Amasya'dan 18 Haziran 1919 tarihinde, Edirne'de 1'inci Kolordu Komutanı 
Cafer Tayyar Bey'e şifre ile verdiğim direktifte başlıca şu hususları belirttim : Millî istiklâlimizi boğan ve vatanımızın parçalanması tehlikelerini hazırlayan İtilâf Devletleri'nin yaptıkları, İstanbul hükûmetinin esir ve güçsüz durumu sizce de bilinmektedir. Milletin kaderini böyle bir hükûmetin eline teslim etmek, yıkılmaya mahkûm olmaktır. Trakya ve Anadolu'daki millî teşkilâtların birleştirilmesi ve milletin sesini bütün gürlüğü ile dünyaya duyurabilmesi için, güvenli biryer olan Sivas'ta ortak ve güçlü bir hey'et kurulması kararlaştırılmıştır. Trakya Paşaeli Cemiyeti, yetki sahibi olmamak üzere İstanbul'da bir hey'et bulundurabilir. Ben İstanbul'da iken Trakya Cemiyeti üyelerinden bazılarıyla görüşmüştüm. Şimdi zaman geldi. Gereken kimselerle gizlice görüşerek derhal teşkilât kurunuz ve benim yanıma da temsilci olarak değerli bir iki kişi gönderiniz. Onlar gelinceye kadar Edirne ilinin haklarının savunucusu olmak üzere, teşkilât üyelerinin beni vekil seçtiklerini belirten imzalı bir belgeyi kendi imzasıyla ve şifreli telgrafla bildiriniz. İstiklâlimizi kazanıncaya kadar, bütün milletle birlikte fedakârca çalışacağıma mukaddesatım üzerine yemin ettim. Artık benim için Anadolu'dan hiçbir yere gitmemek kararı kesindir. Trakya'nın manevî gücünü yükseltmek maksadıyla bu talimâta şu bilgileri de ekledim : Anadolu halkı baştan aşağı bölünmez bir bütün haline getirildi. Kararlar, istisnasız, bütün komuta hey'etleri ve arkadaşlarımızla birlikte alınıyor. Vali ve mutasarrıfların hemen hepsi bizimle beraberdir. Anadolu'daki millî teşkilât ilçe ve bucaklara kadar genişledi. İngiliz himayesi altında bağımsız bir Kürdistan kurulması ile ilgili propaganda ortadan kaldırıldı ve taraftarları yola getirildi. Kürtler Türklerle birleşti.
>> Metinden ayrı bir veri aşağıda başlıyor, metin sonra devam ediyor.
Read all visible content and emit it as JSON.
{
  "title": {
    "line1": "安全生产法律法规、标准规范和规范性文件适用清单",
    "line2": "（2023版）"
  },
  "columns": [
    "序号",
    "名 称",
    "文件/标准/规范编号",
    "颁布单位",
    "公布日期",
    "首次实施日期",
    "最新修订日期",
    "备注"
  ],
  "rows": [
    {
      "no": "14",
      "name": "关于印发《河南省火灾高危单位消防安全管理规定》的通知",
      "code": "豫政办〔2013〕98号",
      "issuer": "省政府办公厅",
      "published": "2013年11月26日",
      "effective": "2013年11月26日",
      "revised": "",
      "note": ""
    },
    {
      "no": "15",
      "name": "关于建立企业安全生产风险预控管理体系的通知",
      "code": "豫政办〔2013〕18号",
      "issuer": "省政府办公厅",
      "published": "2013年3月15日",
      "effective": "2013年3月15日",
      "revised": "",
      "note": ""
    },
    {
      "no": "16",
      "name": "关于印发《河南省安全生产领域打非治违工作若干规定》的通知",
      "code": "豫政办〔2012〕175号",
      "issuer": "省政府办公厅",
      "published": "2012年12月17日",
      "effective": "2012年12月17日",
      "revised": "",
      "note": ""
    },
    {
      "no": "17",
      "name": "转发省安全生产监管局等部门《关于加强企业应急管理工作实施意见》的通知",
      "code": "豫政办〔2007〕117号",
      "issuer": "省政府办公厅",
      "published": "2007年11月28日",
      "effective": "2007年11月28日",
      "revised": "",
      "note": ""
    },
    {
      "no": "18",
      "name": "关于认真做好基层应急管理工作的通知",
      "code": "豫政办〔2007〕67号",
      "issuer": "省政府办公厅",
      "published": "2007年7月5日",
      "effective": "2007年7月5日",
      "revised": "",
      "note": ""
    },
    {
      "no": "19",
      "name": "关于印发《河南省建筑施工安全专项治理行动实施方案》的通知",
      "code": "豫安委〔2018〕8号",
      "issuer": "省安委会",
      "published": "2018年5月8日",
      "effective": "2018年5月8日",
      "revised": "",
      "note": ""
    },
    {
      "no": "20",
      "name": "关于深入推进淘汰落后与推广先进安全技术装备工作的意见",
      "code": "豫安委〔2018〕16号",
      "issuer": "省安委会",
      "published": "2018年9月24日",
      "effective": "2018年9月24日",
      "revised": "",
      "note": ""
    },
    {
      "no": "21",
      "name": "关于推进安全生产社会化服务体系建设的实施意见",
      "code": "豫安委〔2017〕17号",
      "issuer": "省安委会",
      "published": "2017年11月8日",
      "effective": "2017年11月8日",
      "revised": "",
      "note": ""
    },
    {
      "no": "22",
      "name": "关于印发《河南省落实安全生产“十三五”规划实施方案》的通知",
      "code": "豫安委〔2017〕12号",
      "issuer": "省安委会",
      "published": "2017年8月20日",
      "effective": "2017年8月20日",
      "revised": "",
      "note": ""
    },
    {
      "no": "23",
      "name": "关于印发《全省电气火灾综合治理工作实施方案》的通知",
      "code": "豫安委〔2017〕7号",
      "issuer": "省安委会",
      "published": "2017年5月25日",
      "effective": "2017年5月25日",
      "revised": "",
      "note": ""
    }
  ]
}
*YUNAN ORDUSUNUN MANİSA VE AYDIN ÇEVRESİNİ İŞGALİ

Bu tarihe kadar Yunan ordusunun Manisa ve Aydın çevrelerini de işgal etmiş olduklarını öğrendim. Fakat, İzmir'de ve Aydın'da bulunduklarını bildiğim kuvvetlerin ne durumda olduklarınadair daha hiçbir yerden açık bir bilgi elde edemiyordum. Doğrudan doğruya bu kuvvet komutanlarına da bazı emirler yazmıştım. Nihayet 29 Haziran'da, 56' ncı Tümen Komutanı Bekir Sami Bey'in iki gün önceki tarihli bir şifreli telgrafını aldım. 56'ncı Tümen'e İzmir'de Hurrem Bey adında biri komuta ediyormuş. Bu zat ve İzmir'deki iki alayın kılıç artığı subaylarıyla birlikte hemen hepsi esir olmuşlar. Yunanlılar bunları gemilerle Mudanya'ya götürmüşler. Bekir Sami Bey, bu kılıç artıklarının komutasını ele almak üzere gönderilmiş. Bekir Sami Bey, 27 Haziran 1919 tarihli telgrafında, 22 Haziran 1919 tarihli iki emrimi, ancak 27 Haziran'da Bursa'ya vardığında alabildiğini söylüyor. Verdiği bilgi ve yaptığı açıklamada : Millî gayeleri gerçekleştirecek yeterli vasıtaları bulamadığımdan ve tümenimi yeniden düzenleyip yoluna koyabilirsem daha iyi hizmetlerin yapılmasını mümküngördüğümden 21 Haziran sabahı Kula'dan Bursa'ya doğru harekete mecbur oldum. Bununla birlikte ve birçok engele rağmen, millî bir mücadelenin memleketin kurtarılması için kaçınılmaz olduğu düşüncesini her tarafa yaymayı başardım diyor. Düşündüklerime ve yaptıklarıma sarsılmaz inancı olduğunu bildiriyor. Bu konuda hemen temaslara başladığını, Çine'de bulunan 57'nci Tümen'e de emir vermemi, kendisine de emir vermekte devam etmemi istiyordu.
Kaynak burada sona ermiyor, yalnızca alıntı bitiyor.